By way of example, Bradley points to his Indian-based company Arshiya, which is building free trade warehousing zone parks which will be open to both customers and competitors to enable aggregation.

“Instead of competing, imagine smaller, mid-sized warehouses leasing space out to retail competitors,” he enthuses.

“Being neutral, Arshiya will put in its own, fully owned IT system and people to manage the warehouse and protect confidentiality.”

“The warehouses, which are currently losing money due to excess capacity, will gain the business we bring in for them. It’s collaboration. It’s a win-win model.”

“The question is,” Bradley adds, “do we want a fixed logistics structure for moving products between A and B, and holding information within, or do we want to build dynamic supply chain models that can shift and adapt continuously as the market changes?”

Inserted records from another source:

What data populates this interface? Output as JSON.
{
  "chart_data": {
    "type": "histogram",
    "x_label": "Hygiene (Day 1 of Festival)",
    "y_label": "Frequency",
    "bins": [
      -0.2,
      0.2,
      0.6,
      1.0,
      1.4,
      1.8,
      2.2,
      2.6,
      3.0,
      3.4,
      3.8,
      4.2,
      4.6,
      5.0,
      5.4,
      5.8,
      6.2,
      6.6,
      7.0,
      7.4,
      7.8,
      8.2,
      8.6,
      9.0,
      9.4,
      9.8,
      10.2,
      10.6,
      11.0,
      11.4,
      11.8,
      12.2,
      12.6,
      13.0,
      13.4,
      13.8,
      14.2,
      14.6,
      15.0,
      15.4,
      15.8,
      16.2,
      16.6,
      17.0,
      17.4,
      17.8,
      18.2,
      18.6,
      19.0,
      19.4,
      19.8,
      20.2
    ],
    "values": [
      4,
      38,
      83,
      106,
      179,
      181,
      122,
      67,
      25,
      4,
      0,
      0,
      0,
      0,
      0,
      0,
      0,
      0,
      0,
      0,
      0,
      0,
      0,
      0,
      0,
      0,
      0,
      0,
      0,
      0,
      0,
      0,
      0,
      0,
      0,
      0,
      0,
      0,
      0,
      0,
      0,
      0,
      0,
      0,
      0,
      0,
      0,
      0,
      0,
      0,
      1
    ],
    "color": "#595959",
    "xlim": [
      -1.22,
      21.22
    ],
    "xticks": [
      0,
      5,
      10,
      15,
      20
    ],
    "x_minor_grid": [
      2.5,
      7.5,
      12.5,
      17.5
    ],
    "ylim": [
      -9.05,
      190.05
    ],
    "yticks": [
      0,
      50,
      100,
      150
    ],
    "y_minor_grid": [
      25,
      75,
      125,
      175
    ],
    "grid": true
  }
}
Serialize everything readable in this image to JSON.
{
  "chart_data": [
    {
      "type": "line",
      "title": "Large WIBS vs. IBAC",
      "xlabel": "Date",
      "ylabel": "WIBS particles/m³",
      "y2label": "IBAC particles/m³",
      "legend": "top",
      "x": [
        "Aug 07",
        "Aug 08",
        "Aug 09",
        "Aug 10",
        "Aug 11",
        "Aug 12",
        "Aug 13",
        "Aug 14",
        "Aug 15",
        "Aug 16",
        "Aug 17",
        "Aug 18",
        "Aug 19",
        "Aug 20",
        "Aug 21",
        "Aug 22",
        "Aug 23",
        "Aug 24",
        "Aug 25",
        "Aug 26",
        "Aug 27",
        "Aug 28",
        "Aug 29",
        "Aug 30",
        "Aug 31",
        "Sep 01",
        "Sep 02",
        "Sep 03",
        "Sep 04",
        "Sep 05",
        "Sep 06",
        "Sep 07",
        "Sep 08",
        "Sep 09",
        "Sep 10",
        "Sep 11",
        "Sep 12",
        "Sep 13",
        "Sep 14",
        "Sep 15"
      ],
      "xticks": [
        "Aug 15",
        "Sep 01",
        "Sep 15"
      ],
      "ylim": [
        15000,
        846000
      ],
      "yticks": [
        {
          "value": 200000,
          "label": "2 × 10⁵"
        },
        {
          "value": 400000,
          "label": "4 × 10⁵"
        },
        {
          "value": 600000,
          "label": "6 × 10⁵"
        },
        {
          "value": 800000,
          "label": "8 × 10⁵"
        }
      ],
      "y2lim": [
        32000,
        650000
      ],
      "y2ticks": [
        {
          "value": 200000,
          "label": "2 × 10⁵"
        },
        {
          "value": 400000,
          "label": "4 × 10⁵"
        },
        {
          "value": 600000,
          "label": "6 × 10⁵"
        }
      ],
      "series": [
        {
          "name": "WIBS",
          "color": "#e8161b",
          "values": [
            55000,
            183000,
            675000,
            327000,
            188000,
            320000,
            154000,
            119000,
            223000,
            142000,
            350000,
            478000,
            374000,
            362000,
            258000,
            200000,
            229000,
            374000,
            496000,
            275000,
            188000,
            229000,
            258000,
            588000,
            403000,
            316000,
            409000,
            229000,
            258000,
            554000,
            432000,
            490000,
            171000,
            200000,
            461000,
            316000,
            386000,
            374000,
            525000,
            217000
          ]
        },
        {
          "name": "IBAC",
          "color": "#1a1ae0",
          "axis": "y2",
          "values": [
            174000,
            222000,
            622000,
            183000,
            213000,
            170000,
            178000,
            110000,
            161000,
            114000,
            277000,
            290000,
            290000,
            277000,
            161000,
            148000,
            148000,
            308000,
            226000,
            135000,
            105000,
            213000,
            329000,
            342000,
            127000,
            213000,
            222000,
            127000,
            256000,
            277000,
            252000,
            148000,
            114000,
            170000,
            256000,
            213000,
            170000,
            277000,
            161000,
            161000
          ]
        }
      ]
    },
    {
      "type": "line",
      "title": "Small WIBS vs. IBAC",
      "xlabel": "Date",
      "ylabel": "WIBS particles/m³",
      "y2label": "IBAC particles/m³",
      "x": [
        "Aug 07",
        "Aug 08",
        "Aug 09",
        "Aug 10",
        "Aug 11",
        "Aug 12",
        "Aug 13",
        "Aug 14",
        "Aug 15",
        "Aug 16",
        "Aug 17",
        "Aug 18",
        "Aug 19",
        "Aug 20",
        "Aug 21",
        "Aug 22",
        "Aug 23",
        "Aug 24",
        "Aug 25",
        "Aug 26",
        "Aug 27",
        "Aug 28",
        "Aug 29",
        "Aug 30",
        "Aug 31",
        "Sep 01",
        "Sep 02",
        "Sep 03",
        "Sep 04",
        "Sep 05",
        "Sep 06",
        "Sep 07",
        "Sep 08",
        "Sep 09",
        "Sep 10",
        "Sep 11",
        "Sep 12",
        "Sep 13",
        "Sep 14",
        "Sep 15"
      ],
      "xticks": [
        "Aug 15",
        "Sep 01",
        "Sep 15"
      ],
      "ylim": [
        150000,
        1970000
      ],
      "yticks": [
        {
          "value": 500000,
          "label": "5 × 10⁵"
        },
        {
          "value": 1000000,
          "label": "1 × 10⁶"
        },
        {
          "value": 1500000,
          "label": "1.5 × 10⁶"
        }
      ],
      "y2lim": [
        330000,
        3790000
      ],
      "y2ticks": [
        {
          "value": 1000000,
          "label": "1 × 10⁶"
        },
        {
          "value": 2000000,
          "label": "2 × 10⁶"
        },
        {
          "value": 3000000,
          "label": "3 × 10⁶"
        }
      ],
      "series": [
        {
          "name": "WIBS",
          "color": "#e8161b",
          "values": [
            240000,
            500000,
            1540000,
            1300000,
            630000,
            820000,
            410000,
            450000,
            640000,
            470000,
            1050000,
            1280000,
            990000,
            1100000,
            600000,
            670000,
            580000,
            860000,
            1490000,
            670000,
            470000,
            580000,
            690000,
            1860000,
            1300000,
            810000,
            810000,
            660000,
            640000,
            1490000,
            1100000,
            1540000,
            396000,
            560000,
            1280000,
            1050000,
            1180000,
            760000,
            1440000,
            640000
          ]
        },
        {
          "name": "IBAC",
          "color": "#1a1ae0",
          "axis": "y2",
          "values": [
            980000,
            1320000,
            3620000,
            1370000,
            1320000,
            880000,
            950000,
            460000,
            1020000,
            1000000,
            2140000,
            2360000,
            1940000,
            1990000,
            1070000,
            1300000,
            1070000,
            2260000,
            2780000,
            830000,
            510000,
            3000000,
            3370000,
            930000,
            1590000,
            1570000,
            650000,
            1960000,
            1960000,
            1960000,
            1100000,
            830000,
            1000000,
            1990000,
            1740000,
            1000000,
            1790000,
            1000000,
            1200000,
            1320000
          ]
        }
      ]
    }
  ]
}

“As cost of capital changes, as labour changes, as currency fluctuates we increasingly need dynamic supply chain models with full, transparent control of product.”

“It’s not theory; but it’s done by companies that collaborate.”

Clearly, as Anthony Pitt points out, the export earnings and subsequent benefits to the Australian economy are at stake.

In terms of the coal chain, this amounts to a projected 50 per cent growth in export volumes over the next five years.

The predicament also rings true for other industries.

“The new mantra for Australian business should be ‘to compete in the market, but co-operate in the supply chain’,” John Gattorna says.

“Once we psychologically step across the line to that stage of development we’ll very quickly rise in world standings.”

Held at the Sofitel Hotel in Werribee, Victoria, the 2008 Supply Chain Business Forum was hosted jointly by the Institute for Logistics and Supply Chain Management at Victoria University, Melbourne, and Macquarie Graduate School of Management, Sydney.

The next Forum is scheduled for February, 2010 in the Hunter Valley.